To my mind, this is as it should be. Learning consists of forming and strengthening new connections among neurons in the brain. A brain with highly textured, abundant connections differs fundamentally from one without.
At New College, students enter curious. They graduate curious. But the graduates have learned to imagine broader landscapes on which to exercise their curiosity. They have learned to talk and to write about what matters to them, to test assumptions, to ask questions and to evaluate evidence. They have demonstrated that they can act productively on their curiosity and in so doing have acquired confidence in themselves.
Ours is a civilization built on specialization and 80 percent of New College graduates will be in post-graduate studies within a few years. But to judge by past graduates, virtually all will report, decades hence, that their four undergraduate years were the most transformative in their lives. For it is in those years that they acquired the tools—the habits of mind—that taught them not what to think, but how to think and, in so doing, set them free.
This brings us to the center of the two faces of graduation. Good education transforms because it liberates. No one can fully shape life’s circumstances, but freedom allows one to reflect on those circumstances and to decide how one will be, those circumstances notwithstanding.

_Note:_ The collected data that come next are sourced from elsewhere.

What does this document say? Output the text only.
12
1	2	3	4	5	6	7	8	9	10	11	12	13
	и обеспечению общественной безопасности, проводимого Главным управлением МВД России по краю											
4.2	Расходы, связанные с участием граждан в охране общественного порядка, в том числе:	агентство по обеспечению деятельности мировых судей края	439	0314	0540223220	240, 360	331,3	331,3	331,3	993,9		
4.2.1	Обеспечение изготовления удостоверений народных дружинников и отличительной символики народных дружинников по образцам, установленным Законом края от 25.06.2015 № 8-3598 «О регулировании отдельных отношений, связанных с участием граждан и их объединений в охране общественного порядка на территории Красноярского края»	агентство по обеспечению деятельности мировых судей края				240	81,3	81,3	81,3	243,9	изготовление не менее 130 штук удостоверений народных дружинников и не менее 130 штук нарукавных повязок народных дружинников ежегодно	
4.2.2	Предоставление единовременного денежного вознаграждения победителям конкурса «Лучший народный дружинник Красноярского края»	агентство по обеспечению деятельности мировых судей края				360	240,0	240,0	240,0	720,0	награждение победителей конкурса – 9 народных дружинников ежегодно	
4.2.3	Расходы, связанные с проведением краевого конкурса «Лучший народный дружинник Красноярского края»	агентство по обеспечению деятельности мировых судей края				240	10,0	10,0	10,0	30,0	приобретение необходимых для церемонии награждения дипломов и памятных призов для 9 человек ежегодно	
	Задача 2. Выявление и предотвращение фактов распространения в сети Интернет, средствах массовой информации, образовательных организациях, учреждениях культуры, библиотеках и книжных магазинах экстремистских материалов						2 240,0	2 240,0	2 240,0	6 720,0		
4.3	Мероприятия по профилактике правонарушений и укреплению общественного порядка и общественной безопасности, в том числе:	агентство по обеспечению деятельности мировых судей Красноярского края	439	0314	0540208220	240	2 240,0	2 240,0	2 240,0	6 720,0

Freedom undergirds our shared humanity. It does not depend on where we live, and is not a birthright. It can, however, be won in different ways: through a long life well-lived, through a reflective disposition and an enriching environment or through the good fortune of a first-rate education.
Little wonder that graduations are so powerful. They celebrate the transformation that frees the graduate to participate fully in the human experience. The group to which the graduate has been initiated is far more distinguished than a mere guild, or profession or company: it is all mankind.